Dans le premier acte, nous apprenons les antécédents : que les filles dansaient nues dans la forêt, que John et Abigail avaient une relation sexuelle, que John Proctor avait un problème avec révérend Parris et qu'il venait donc rarement à l'église, et que le conflit entre Thomas Putnam et les autres fermiers concernait surtout la propriété foncière. À la fin du premier acte, le révérend Hale interroge Tituba en tant que première accusée. Ainsi commence une cascade d'accusations de sorcellerie. Dans le deuxième acte, nous nous trouvons dans la maison des Proctor, où Elizabeth est arrêtée pour sorcellerie. Le troisième acte se déroule dans l'antichambre de la salle d'audience. John Proctor tente de sauver sa femme d'une condamnation à mort en avouant sa liaison avec Abigail. Pour sauver l'honneur de son mari, Elizabeth le nie, ce qui conduit à l'arrestation de John. Dans le quatrième acte, nous nous trouvons dans une cellule de la prison de Salem. Avec l'aide d'Elizabeth, les juges tentent de convaincre John Proctor d’avouer. Pour sauver sa réputation, John déchire ses aveux. Danforth, le gouverneur adjoint, donne alors l'ordre de pendre John.
Outre l'intrigue, il y a sept digressions historiques dans lesquelles Miller fait présenter par un narrateur le contexte historique des procès en sorcellerie de Salem. Dans la plupart des représentations de The Crucible, on renonce toutefois à ces digressions.
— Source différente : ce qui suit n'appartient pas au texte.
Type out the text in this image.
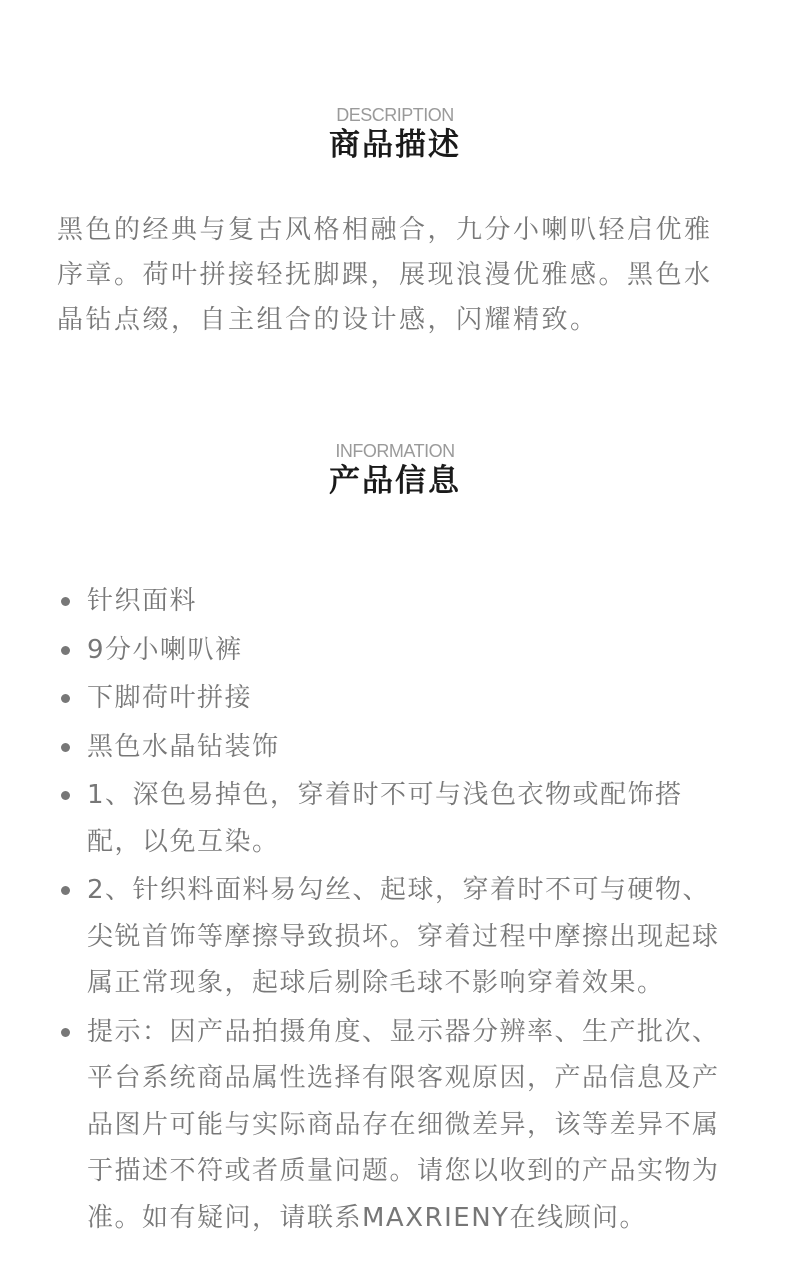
DESCRIPTION
商品描述

黑色的经典与复古风格相融合，九分小喇叭轻启优雅序章。荷叶拼接轻抚脚踝，展现浪漫优雅感。黑色水晶钻点缀，自主组合的设计感，闪耀精致。

INFORMATION
产品信息
针织面料
9分小喇叭裤
下脚荷叶拼接
黑色水晶钻装饰
1、深色易掉色，穿着时不可与浅色衣物或配饰搭配，以免互染。
2、针织料面料易勾丝、起球，穿着时不可与硬物、尖锐首饰等摩擦导致损坏。穿着过程中摩擦出现起球属正常现象，起球后剔除毛球不影响穿着效果。
提示：因产品拍摄角度、显示器分辨率、生产批次、平台系统商品属性选择有限客观原因，产品信息及产品图片可能与实际商品存在细微差异，该等差异不属于描述不符或者质量问题。请您以收到的产品实物为准。如有疑问，请联系MAXRIENY在线顾问。
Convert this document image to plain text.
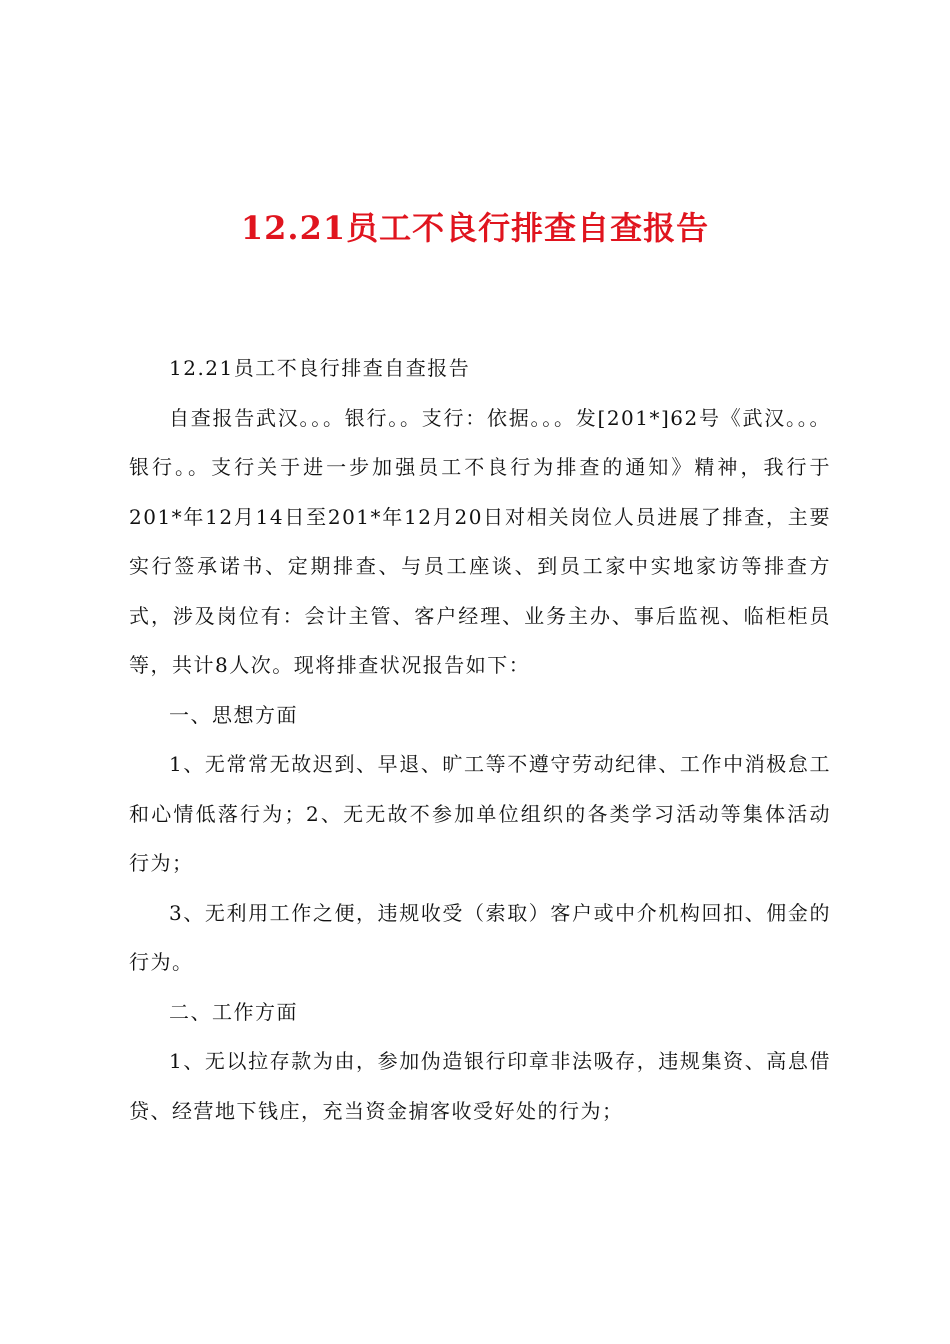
12.21员工不良行排查自查报告

12.21员工不良行排查自查报告

自查报告武汉。。。银行。。支行：依据。。。发[201*]62号《武汉。。。银行。。支行关于进一步加强员工不良行为排查的通知》精神，我行于201*年12月14日至201*年12月20日对相关岗位人员进展了排查，主要实行签承诺书、定期排查、与员工座谈、到员工家中实地家访等排查方式，涉及岗位有：会计主管、客户经理、业务主办、事后监视、临柜柜员等，共计8人次。现将排查状况报告如下：

一、思想方面

1、无常常无故迟到、早退、旷工等不遵守劳动纪律、工作中消极怠工和心情低落行为；2、无无故不参加单位组织的各类学习活动等集体活动行为；

3、无利用工作之便，违规收受（索取）客户或中介机构回扣、佣金的行为。

二、工作方面

1、无以拉存款为由，参加伪造银行印章非法吸存，违规集资、高息借贷、经营地下钱庄，充当资金掮客收受好处的行为；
Le motif pour lequel Miller écrivit The Crucible était son opposition à la « Peur rouge », au mccarthysme et aux activités de HUAC, le House Un-American Activities Committee, une commission d'enquête de la Chambre des représentants des États-Unis. HUAC convoquait surtout des intellectuels et des artistes – les plus fameux venaient d'Hollywood – pour les interroger sur les activités communistes. Ceux qui avouaient et donnaient des noms, comme dans The Crucible, étaient libres, ceux qui n'avouaient pas risquaient l'interdiction de travailler et de quitter le pays, ou, s’ils étaient des étrangers, même la déportation. Miller, qui avait lui-même des contacts avec des organisations communistes, fut convoqué à l'été 1956 devant HUAC et condamné une année plus tard à une peine de prison avec sursis pour ne pas avoir donné des noms.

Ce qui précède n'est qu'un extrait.